Most of you know that Donna and I have made a major move from California to Texas (see our last post). We moved here near two of the three kids and nine of the grandkids and are attempting to settle in. We have a house we are doing a kind of “rent to buy” arrangement with, we have TX plates on our vehicles (including the bike) and have TX Driver’s Licenses now. We’re trying to set up our health care and are finding that to be extremely complicated.
I called Texas “California East” because it is amazing how many people we are connecting with came out here from California! It seems like virtually everyone. So, I’m not sure I’m really in Texas, or just an outlying district of California:-).
The more we “settle in” the more strange it feels because I don’t have a paying job for the first time in 37 years. We are becoming “normal” and yet we know we can’t continue this way. I am making some connections and talking with some churches and waiting for 501c3 approval for The Essential Faith Project so that we can really move ahead with it. I’m not just sitting around doing nothing. But that is what I’m being paid.
This journey has shown me something else that I admit is hard for me to deal with. I serve the Lord. I belong to Him. Serving Him is my life. And most of my life, that has been in the form of occupational ministry of some kind–usually very specialized or as Senior Minister of a church.
I am still a servant of the Lord. But I am NOT serving as part of a church staff. So, who am I?
I will know who stopped reading there by the comments:-). I know what you’re going to say. I have said it myself–and I still do. Who I am before the Lord is not a function of what I do, what title I hold or what I get paid for. It is based in my relationship with Him and my willingness to serve Him in whatever circumstances I find myself.
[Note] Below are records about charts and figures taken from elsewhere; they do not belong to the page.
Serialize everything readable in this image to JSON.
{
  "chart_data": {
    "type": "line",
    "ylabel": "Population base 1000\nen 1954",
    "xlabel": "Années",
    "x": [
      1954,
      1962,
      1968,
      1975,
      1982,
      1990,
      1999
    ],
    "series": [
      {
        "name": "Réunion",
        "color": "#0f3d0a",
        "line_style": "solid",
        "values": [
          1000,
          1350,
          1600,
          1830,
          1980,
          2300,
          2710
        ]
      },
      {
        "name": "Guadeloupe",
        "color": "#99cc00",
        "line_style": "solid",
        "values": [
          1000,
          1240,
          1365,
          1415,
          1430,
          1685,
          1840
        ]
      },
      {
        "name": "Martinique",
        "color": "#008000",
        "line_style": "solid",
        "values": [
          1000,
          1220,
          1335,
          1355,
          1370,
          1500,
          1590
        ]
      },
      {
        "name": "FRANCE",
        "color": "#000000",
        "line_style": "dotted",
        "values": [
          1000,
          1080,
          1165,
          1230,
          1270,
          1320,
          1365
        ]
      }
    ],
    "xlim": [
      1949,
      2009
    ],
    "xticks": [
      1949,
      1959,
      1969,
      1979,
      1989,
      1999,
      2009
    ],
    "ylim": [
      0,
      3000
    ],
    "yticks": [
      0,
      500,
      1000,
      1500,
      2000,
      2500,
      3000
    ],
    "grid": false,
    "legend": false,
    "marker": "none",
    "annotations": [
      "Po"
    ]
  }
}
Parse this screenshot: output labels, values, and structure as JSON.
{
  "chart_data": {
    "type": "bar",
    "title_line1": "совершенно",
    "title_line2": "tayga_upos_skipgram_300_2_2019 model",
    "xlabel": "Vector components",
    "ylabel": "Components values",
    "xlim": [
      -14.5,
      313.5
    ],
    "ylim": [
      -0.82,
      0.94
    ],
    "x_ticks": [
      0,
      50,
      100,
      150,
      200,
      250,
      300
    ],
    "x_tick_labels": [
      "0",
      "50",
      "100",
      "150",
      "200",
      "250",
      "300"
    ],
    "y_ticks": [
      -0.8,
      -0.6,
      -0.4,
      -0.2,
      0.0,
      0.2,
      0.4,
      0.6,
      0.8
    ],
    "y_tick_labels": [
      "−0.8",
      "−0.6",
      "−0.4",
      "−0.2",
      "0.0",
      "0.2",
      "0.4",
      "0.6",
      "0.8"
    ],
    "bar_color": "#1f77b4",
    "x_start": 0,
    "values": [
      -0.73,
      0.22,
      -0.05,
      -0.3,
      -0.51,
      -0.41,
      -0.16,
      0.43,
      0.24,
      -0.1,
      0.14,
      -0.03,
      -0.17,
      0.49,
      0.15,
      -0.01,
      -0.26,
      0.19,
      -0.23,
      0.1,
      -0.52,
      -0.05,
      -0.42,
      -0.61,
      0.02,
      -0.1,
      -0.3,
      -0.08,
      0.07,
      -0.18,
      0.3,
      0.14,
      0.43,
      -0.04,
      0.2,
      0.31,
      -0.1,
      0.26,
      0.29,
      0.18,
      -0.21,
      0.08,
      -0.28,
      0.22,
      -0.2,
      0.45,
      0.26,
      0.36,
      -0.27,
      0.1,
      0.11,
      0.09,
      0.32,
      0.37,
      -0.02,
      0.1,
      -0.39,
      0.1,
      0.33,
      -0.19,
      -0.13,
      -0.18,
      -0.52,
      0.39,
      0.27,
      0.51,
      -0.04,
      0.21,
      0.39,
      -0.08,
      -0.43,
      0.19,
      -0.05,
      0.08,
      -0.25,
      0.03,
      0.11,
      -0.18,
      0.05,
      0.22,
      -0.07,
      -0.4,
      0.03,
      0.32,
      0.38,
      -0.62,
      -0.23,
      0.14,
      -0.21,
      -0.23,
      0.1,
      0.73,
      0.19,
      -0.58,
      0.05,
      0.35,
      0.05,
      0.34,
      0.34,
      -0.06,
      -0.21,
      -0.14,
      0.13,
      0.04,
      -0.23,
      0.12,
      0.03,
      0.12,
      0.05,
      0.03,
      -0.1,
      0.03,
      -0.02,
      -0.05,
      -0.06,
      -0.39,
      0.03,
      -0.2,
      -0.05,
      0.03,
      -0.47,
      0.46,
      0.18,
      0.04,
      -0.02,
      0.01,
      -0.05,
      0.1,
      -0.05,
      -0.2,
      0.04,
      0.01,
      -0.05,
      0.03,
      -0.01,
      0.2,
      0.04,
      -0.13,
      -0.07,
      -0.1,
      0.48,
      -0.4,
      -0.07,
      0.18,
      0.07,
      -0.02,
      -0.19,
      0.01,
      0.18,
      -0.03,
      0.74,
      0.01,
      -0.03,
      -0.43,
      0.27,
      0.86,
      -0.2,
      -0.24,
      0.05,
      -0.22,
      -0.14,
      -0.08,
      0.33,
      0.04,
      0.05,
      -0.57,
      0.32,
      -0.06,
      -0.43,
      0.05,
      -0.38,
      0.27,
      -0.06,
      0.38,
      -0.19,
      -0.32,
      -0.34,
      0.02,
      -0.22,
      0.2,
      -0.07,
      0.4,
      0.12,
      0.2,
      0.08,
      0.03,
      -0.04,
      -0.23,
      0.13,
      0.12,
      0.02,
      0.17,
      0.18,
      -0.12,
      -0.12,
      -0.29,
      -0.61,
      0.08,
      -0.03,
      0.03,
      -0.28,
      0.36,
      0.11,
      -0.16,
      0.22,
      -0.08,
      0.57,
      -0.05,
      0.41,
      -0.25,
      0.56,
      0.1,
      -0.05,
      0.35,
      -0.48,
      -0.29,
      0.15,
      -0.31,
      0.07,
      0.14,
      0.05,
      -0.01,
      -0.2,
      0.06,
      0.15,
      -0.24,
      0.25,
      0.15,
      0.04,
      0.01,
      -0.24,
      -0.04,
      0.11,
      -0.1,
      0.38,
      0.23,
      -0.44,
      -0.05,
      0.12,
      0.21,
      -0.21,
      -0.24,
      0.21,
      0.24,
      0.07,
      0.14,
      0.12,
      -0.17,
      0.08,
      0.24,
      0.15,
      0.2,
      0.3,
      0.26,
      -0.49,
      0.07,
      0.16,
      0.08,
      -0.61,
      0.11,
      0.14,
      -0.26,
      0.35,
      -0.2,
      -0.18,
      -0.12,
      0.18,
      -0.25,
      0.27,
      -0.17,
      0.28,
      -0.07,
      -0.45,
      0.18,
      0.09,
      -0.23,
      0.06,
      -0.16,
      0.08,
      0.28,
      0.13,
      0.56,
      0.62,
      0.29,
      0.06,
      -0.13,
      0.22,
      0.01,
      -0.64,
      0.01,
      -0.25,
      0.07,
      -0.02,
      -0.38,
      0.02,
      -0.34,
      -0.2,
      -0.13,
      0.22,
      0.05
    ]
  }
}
But it doesn’t feel right.
Discipleship often doesn’t feel “right”. But we still serve the Lord, The King! If He is content for me to be in occupational limbo for a period of time, I must accept it and continue to be faithful. Otherwise, my ministry–my very faith–is based in my feelings and my experiences.
That cannot be. Our relationship with the Lord is NOT based on how we feel or what we are doing at the time. It is based in Christ’s work in us and our faith–belief, trust and faithfulness to Him.
So, I await the Lord’s pleasure and try to be faithful day to day, serving in whatever manner I am able in the meantime.
Signing off from Far East California, just outside Fort Worth.
Mary says
Thank you for the update. Waiting IS hard for the day to day, here & now.
But as you pointed out, we serve the King. I am keeping you and Donna in my prayers that your waiting will be rewarded in an amazing and inspirational way.
Debbie Kant says
You and Donna are on my daily prayer list.